Illuminating Alzheimer’s with Glow-in-the-Dark Worms
Insulin is a key hormone in the regulation of blood glucose levels in many animals.
Dysfunctional insulin signaling is one of the most studied and widely accepted theories in the pathogenesis of diabetes and Alzheimer’s disease (AD). Despite the claim of a link between diabetes and AD, the results in the literature have been incongruent. Some studies have claimed that insulin resistance is a major implication in AD, while others have reported that the risk is increased by excess insulin in the blood. Using the microscopic worm, Caenorhabditis elegans, we have developed a model to study the link between insulin signaling and AD pathologies, including changes in neuronal morphology and abnormal behaviour. Furthermore, we have examined the effects of hyperactive insulin signaling on the expression of the two characteristic proteins of AD, amyloid-beta and tau.
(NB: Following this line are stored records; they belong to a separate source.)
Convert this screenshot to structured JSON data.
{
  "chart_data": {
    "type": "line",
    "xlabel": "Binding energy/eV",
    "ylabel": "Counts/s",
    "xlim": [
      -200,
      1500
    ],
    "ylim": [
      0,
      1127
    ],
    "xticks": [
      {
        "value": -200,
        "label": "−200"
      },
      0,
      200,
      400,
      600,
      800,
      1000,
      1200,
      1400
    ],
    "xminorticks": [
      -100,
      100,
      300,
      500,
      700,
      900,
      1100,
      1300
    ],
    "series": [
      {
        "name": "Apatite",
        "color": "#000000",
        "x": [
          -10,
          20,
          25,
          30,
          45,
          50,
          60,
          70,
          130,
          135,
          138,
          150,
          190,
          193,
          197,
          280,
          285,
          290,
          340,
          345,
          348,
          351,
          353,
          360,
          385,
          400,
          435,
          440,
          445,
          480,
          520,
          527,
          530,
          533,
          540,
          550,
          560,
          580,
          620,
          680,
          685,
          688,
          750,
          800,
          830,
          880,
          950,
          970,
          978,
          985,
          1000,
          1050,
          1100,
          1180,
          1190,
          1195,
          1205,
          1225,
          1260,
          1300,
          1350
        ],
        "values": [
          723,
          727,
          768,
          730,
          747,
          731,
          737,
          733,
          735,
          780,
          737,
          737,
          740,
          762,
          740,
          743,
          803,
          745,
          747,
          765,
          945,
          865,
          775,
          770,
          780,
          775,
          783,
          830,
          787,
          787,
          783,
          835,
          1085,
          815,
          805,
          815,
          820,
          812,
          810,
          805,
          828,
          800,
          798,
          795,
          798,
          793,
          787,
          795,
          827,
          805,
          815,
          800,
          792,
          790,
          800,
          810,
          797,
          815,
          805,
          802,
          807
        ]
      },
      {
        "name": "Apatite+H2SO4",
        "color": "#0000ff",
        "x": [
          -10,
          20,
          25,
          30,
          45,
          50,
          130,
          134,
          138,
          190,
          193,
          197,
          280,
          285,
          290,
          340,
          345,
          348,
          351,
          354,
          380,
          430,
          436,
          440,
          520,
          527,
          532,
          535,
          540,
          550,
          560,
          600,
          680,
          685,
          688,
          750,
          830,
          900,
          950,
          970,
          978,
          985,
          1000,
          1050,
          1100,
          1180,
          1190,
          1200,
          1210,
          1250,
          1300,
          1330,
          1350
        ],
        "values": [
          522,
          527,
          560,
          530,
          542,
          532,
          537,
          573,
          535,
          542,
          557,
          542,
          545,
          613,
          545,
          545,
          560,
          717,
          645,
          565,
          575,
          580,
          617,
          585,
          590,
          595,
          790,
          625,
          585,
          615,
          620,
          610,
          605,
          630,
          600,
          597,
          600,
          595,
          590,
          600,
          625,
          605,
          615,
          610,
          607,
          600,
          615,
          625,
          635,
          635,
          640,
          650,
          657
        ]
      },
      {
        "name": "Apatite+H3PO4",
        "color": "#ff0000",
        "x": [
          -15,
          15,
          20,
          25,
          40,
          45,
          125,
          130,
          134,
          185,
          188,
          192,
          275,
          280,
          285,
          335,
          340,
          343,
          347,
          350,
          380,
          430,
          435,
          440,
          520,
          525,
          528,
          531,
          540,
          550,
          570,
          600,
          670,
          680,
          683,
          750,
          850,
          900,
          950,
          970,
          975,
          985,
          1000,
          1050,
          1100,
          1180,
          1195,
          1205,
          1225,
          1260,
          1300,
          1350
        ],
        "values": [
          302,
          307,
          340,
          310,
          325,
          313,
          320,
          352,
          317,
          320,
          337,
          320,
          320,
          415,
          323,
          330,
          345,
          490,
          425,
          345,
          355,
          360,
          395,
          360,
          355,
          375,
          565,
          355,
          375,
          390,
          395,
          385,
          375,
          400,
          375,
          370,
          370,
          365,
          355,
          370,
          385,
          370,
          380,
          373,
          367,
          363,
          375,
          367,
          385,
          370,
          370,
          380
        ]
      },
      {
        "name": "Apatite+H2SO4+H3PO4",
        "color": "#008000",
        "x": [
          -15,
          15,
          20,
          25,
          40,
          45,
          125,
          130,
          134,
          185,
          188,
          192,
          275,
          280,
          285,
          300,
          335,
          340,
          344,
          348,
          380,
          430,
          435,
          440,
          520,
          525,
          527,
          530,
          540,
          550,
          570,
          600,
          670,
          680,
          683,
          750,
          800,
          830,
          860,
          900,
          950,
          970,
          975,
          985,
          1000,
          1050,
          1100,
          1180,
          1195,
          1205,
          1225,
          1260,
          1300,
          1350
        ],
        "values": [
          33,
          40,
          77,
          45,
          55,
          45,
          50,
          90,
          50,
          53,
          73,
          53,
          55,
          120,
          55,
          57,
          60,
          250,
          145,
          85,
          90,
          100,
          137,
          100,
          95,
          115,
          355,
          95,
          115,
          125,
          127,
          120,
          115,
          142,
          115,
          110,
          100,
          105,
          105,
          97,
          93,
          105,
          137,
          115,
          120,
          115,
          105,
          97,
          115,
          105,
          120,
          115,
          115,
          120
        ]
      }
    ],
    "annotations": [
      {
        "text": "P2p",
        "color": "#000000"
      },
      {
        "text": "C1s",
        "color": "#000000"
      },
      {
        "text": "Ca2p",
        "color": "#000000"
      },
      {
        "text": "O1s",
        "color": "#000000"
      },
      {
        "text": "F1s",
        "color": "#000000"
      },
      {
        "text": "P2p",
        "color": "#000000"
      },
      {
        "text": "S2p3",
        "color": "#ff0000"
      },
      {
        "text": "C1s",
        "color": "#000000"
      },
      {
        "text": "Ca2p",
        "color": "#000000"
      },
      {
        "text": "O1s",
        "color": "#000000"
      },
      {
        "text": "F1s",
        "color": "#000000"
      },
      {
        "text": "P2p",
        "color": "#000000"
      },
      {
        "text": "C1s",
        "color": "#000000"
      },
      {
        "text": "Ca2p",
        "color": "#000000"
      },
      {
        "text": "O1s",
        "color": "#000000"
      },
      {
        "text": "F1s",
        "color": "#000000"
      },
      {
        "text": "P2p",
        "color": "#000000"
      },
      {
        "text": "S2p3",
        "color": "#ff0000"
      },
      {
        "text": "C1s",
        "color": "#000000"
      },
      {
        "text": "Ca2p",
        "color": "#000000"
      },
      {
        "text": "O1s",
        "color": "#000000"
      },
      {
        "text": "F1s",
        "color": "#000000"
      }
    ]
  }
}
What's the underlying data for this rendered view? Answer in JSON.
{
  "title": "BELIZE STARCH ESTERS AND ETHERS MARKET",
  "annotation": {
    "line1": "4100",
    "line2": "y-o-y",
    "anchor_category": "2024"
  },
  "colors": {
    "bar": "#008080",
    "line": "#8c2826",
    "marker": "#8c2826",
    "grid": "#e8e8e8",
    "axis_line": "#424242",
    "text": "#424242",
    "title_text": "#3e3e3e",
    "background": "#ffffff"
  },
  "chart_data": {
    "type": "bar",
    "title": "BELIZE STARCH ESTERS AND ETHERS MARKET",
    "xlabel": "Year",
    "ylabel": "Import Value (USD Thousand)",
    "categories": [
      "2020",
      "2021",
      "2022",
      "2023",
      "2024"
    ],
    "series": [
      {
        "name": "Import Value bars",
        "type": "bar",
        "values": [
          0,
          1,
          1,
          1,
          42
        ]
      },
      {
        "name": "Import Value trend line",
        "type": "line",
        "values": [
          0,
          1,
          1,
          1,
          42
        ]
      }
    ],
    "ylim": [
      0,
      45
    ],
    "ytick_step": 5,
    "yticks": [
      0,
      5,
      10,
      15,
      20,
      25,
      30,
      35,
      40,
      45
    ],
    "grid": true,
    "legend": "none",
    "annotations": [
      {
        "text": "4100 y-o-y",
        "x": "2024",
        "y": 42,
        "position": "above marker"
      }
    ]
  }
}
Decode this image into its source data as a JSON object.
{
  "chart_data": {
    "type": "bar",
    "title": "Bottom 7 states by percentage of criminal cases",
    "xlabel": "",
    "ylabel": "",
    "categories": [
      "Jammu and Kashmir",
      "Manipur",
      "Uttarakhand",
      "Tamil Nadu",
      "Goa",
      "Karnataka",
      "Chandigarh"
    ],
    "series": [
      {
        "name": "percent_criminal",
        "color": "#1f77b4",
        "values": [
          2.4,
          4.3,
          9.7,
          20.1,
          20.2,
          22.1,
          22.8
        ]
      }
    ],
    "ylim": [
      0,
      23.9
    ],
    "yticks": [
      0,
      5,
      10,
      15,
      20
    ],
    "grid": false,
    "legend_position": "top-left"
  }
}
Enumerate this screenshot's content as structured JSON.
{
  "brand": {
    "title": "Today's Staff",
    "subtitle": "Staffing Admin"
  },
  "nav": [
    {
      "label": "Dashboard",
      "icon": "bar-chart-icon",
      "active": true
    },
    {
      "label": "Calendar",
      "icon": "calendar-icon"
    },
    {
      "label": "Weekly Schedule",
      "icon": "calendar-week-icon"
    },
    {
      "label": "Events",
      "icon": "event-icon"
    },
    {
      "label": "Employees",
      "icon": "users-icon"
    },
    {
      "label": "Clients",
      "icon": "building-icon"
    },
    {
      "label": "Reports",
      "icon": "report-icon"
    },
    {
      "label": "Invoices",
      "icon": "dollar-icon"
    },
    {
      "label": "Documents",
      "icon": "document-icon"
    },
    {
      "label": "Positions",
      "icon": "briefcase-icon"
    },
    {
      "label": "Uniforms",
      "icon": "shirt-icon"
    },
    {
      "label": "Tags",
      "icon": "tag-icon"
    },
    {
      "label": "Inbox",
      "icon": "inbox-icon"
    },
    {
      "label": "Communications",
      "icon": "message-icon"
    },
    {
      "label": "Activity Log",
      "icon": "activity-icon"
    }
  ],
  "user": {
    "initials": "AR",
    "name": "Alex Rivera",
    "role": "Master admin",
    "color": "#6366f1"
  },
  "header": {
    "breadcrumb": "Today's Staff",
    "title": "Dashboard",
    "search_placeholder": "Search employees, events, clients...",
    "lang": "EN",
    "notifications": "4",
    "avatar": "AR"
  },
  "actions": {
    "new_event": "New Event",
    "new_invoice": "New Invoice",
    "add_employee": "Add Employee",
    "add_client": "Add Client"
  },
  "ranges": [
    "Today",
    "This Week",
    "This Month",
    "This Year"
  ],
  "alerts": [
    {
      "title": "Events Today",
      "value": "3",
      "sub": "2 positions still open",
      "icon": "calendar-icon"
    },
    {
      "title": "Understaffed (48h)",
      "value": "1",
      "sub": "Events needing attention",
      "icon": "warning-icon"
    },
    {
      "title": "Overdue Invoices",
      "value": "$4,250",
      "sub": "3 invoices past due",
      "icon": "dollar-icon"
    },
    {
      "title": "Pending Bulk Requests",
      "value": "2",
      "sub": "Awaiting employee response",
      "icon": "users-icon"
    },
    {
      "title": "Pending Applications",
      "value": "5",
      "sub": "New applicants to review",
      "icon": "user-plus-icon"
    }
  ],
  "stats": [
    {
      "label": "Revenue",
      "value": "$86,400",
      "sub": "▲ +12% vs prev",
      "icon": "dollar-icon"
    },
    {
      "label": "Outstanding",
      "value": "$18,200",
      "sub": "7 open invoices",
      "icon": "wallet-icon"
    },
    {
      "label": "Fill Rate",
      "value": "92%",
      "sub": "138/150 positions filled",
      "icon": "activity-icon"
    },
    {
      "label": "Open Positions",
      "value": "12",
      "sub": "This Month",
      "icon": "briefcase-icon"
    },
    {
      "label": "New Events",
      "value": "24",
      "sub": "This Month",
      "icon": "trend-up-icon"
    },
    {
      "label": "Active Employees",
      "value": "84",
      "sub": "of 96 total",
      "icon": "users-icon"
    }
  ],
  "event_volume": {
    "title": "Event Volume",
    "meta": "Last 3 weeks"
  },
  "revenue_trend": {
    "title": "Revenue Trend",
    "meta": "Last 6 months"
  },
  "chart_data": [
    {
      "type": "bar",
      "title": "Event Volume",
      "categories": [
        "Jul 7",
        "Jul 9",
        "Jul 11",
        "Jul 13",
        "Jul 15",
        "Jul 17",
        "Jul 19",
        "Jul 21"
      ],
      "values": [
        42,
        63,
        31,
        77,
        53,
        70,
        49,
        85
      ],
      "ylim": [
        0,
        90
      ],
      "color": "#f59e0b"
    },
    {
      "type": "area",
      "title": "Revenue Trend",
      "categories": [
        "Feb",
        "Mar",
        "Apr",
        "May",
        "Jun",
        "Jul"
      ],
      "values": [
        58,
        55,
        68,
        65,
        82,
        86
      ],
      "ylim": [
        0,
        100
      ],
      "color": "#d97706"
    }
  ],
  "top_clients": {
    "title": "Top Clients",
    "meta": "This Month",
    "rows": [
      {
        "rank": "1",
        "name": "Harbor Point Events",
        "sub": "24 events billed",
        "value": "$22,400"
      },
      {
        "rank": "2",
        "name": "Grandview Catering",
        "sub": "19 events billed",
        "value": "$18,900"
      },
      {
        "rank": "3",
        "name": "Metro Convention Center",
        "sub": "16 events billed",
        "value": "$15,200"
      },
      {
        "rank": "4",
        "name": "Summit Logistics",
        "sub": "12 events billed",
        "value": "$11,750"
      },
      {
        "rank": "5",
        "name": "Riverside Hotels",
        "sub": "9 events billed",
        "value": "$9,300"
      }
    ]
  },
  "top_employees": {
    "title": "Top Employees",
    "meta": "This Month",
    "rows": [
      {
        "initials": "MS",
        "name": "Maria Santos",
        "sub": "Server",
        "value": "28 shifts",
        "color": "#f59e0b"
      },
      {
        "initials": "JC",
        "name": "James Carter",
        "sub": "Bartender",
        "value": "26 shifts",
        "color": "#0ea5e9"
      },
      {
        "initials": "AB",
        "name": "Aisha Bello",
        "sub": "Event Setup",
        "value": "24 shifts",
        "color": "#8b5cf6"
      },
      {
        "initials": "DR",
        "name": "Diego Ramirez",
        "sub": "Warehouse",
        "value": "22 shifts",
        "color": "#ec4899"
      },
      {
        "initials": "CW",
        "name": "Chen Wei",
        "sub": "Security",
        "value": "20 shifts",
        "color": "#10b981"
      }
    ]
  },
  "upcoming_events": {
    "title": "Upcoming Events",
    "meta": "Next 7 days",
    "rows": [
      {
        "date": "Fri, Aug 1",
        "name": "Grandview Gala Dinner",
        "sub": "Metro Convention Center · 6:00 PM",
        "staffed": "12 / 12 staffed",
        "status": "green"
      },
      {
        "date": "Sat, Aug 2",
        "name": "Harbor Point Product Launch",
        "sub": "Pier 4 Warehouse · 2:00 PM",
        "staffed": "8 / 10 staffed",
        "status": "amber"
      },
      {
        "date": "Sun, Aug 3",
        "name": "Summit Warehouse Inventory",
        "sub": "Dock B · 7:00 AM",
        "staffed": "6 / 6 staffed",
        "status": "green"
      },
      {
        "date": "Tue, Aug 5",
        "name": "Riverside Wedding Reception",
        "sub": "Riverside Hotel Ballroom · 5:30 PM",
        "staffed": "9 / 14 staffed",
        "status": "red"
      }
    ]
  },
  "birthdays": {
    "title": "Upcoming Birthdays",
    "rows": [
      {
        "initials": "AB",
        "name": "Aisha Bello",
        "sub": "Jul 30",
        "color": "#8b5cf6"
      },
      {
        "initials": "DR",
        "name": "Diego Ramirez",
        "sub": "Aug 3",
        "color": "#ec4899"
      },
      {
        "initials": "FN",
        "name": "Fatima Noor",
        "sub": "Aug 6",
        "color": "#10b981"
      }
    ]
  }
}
By genetically modifying the key players of the insulin signaling pathway and the 40 insulin-like peptides in C. elegans, we may be able to identify novel targets for the prevention or treatment of AD. In this research, we tested whether the 40 insulin-like peptides are inhibitors or activators of the insulin signaling pathway, based on the aforementioned phenotypes associated with AD. Alternatively, some of these 40 insulin-like peptides may work through the non-canonical insulin-signaling pathway, with the potential of pointing us to novel genetic interactors. My work has shown that of the 40 insulin-like peptides, some exacerbated AD-like phenotypes, while others reduced them. Understanding the function of the components of the insulin-signaling pathway and the 40 insulin-like peptides in C. elegans may clarify the link between defective insulin signaling and AD and present novel treatment strategies for the disease.